French animal charity Fondation Brigitte Bardot – named after the actress who famously starred alongside Delon in several films – said on X , externalthat “Loubo will of course not be euthanised” and that he “has a home and a family”.
The SPA stressed that it would be “happy to take his dog and find it a family”. There is no legislation in France which currently prohibits owners from putting down their pets.
Speaking to Paris Match six years ago, Delon said he wanted to be buried with his “end of life dog” that he loved “like a child”.
He added: “I’ve had 50 dogs in my life, but I have a special relationship with this one. He misses me when I’m not there. If I die before him I will ask the vet to let us go together. He will inject him so that he dies in my arms.
“I would rather that than knowing that he would let himself die on my grave with so much suffering.”
At least 35 of Delon’s dogs are known to have been buried in a chapel in a cemetery which the actor created in the grounds of his home, La Brulerie.
Delon starred in classics including The Samurai and Borsalino. He had been in poor health in recent years, with his final public appearance at Cannes Film Festival in May 2019, where he received an honorary Palme d’Or.
French President Emmanuel Macron paid tribute on X to “a French monument.”
“Alain Delon has played legendary roles and made the world dream,” he wrote. “Melancholic, popular, secretive, he was more than a star.”

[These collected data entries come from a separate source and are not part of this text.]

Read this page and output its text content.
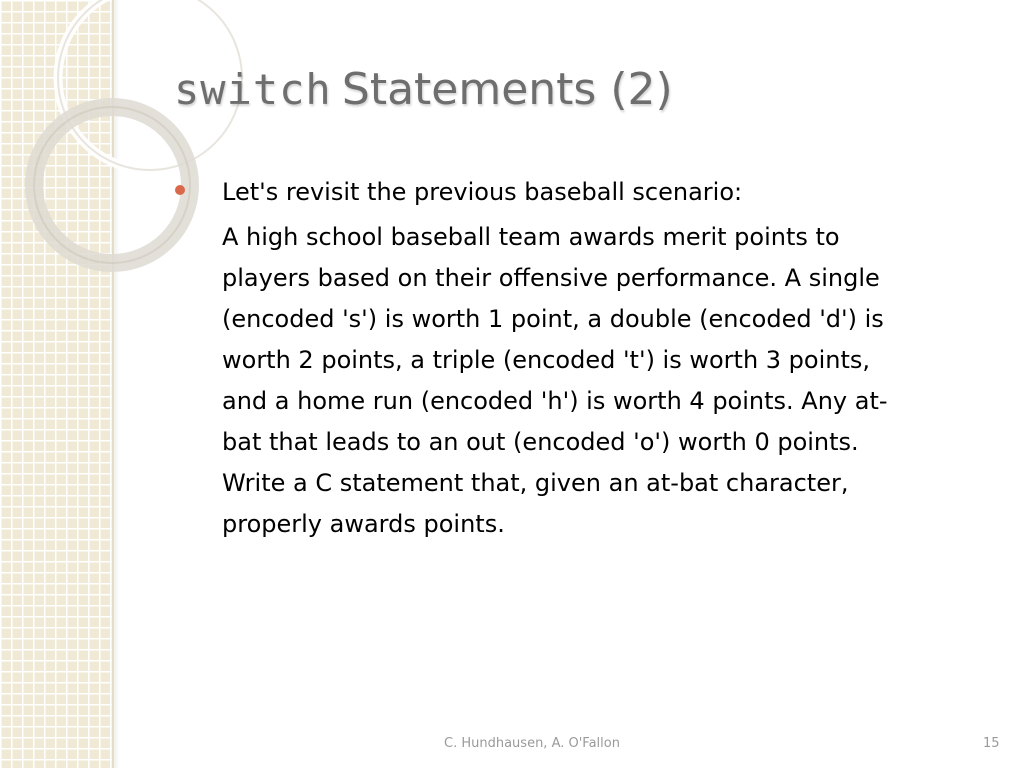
switch Statements (2)

Let's revisit the previous baseball scenario:

A high school baseball team awards merit points to
players based on their offensive performance. A single
(encoded 's') is worth 1 point, a double (encoded 'd') is
worth 2 points, a triple (encoded 't') is worth 3 points,
and a home run (encoded 'h') is worth 4 points. Any at-
bat that leads to an out (encoded 'o') worth 0 points.
Write a C statement that, given an at-bat character,
properly awards points.

C. Hundhausen, A. O'Fallon	15
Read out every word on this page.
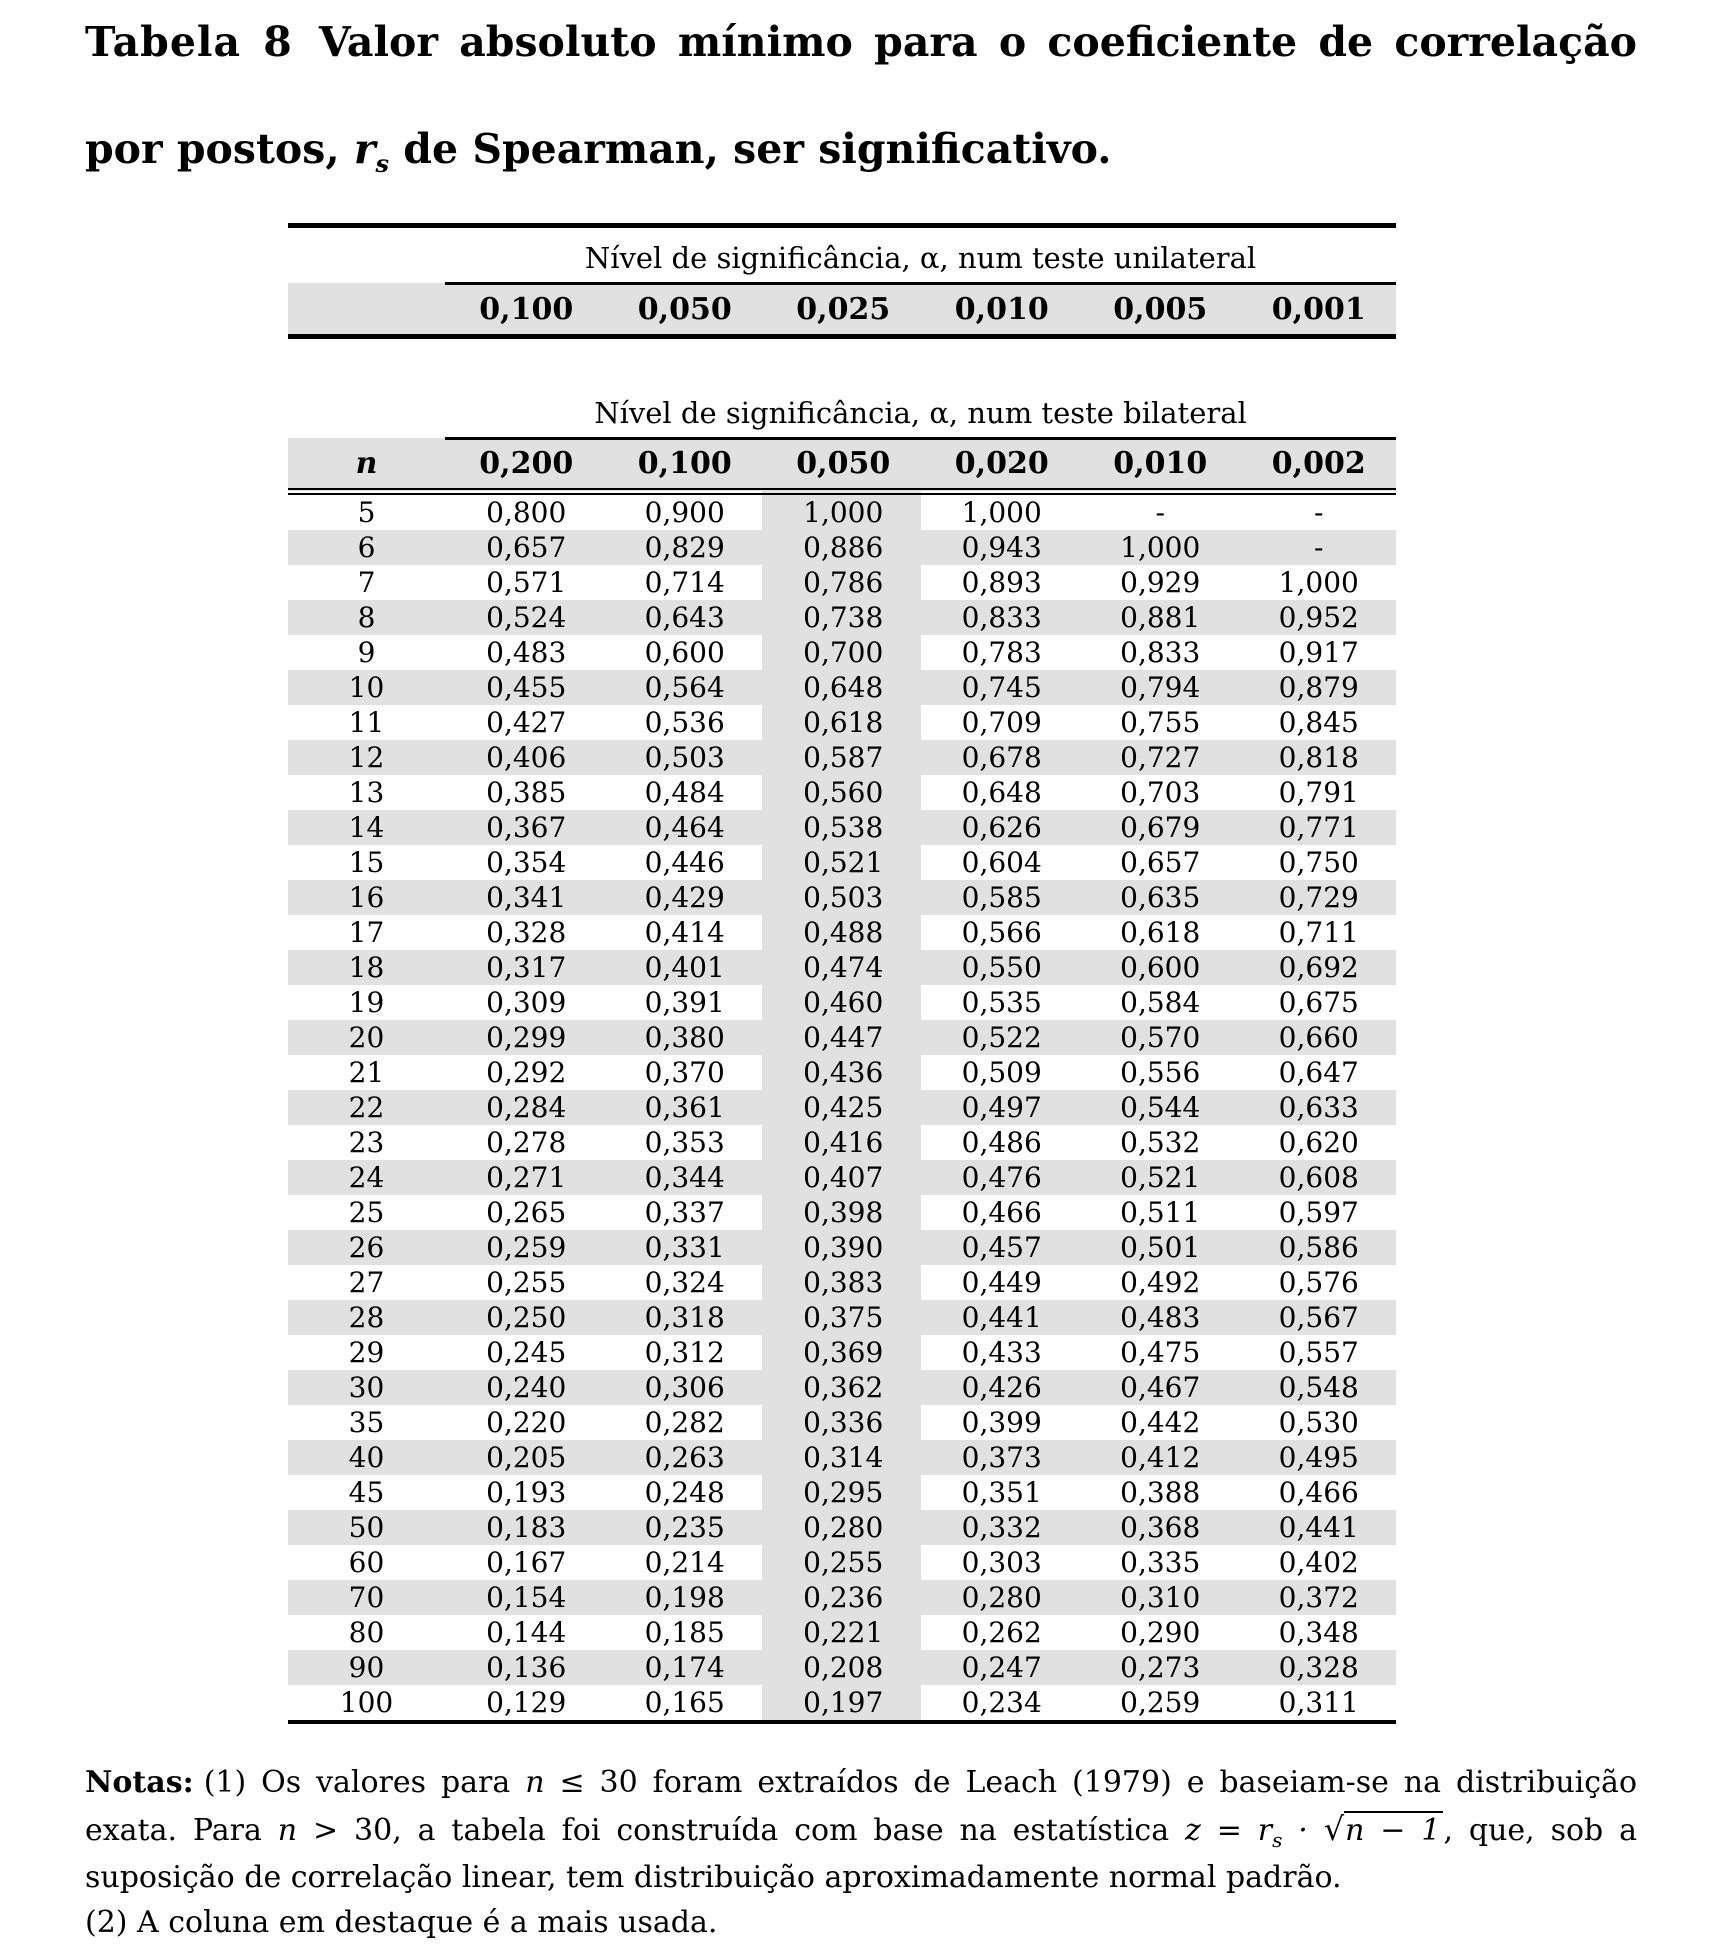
Tabela 8 Valor absoluto mínimo para o coeficiente de correlação
por postos, $r_s$ de Spearman, ser significativo.
	Nível de significância, α, num teste unilateral					
	0,100	0,050	0,025	0,010	0,005	0,001

	Nível de significância, α, num teste bilateral					
n	0,200	0,100	0,050	0,020	0,010	0,002
5	0,800	0,900	1,000	1,000	-	-
6	0,657	0,829	0,886	0,943	1,000	-
7	0,571	0,714	0,786	0,893	0,929	1,000
8	0,524	0,643	0,738	0,833	0,881	0,952
9	0,483	0,600	0,700	0,783	0,833	0,917
10	0,455	0,564	0,648	0,745	0,794	0,879
11	0,427	0,536	0,618	0,709	0,755	0,845
12	0,406	0,503	0,587	0,678	0,727	0,818
13	0,385	0,484	0,560	0,648	0,703	0,791
14	0,367	0,464	0,538	0,626	0,679	0,771
15	0,354	0,446	0,521	0,604	0,657	0,750
16	0,341	0,429	0,503	0,585	0,635	0,729
17	0,328	0,414	0,488	0,566	0,618	0,711
18	0,317	0,401	0,474	0,550	0,600	0,692
19	0,309	0,391	0,460	0,535	0,584	0,675
20	0,299	0,380	0,447	0,522	0,570	0,660
21	0,292	0,370	0,436	0,509	0,556	0,647
22	0,284	0,361	0,425	0,497	0,544	0,633
23	0,278	0,353	0,416	0,486	0,532	0,620
24	0,271	0,344	0,407	0,476	0,521	0,608
25	0,265	0,337	0,398	0,466	0,511	0,597
26	0,259	0,331	0,390	0,457	0,501	0,586
27	0,255	0,324	0,383	0,449	0,492	0,576
28	0,250	0,318	0,375	0,441	0,483	0,567
29	0,245	0,312	0,369	0,433	0,475	0,557
30	0,240	0,306	0,362	0,426	0,467	0,548
35	0,220	0,282	0,336	0,399	0,442	0,530
40	0,205	0,263	0,314	0,373	0,412	0,495
45	0,193	0,248	0,295	0,351	0,388	0,466
50	0,183	0,235	0,280	0,332	0,368	0,441
60	0,167	0,214	0,255	0,303	0,335	0,402
70	0,154	0,198	0,236	0,280	0,310	0,372
80	0,144	0,185	0,221	0,262	0,290	0,348
90	0,136	0,174	0,208	0,247	0,273	0,328
100	0,129	0,165	0,197	0,234	0,259	0,311
Notas: (1) Os valores para n ≤ 30 foram extraídos de Leach (1979) e baseiam-se na distribuição exata. Para n > 30, a tabela foi construída com base na estatística $z = r_s \cdot √n - 1$ , que, sob a suposição de correlação linear, tem distribuição aproximadamente normal padrão.
(2) A coluna em destaque é a mais usada.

Delon’s children announced the death on Sunday in a statement to the French national news agency Agence France-Presse, a common practice in France.
Tributes to Delon immediately started pouring in on social platforms, and all leading French media switched to full-fledged coverage of his rich career.
Earlier this year, his son Anthony had said his father had been diagnosed with B-cell lymphoma, a type of cancer.
At the prime of his career, in the 1960s and 1970s, Delon was sought out by some of the world’s top directors, from Luchino Visconti to Joseph Losey.
In his later years, Delon grew disillusioned with the movie industry, saying that money had killed the dream.
Writing in a 2003 edition of the newsweekly, Le Nouvel Observateur, he said:“Money, commerce and television have wrecked the dream machine. My cinema is dead. And me, too.”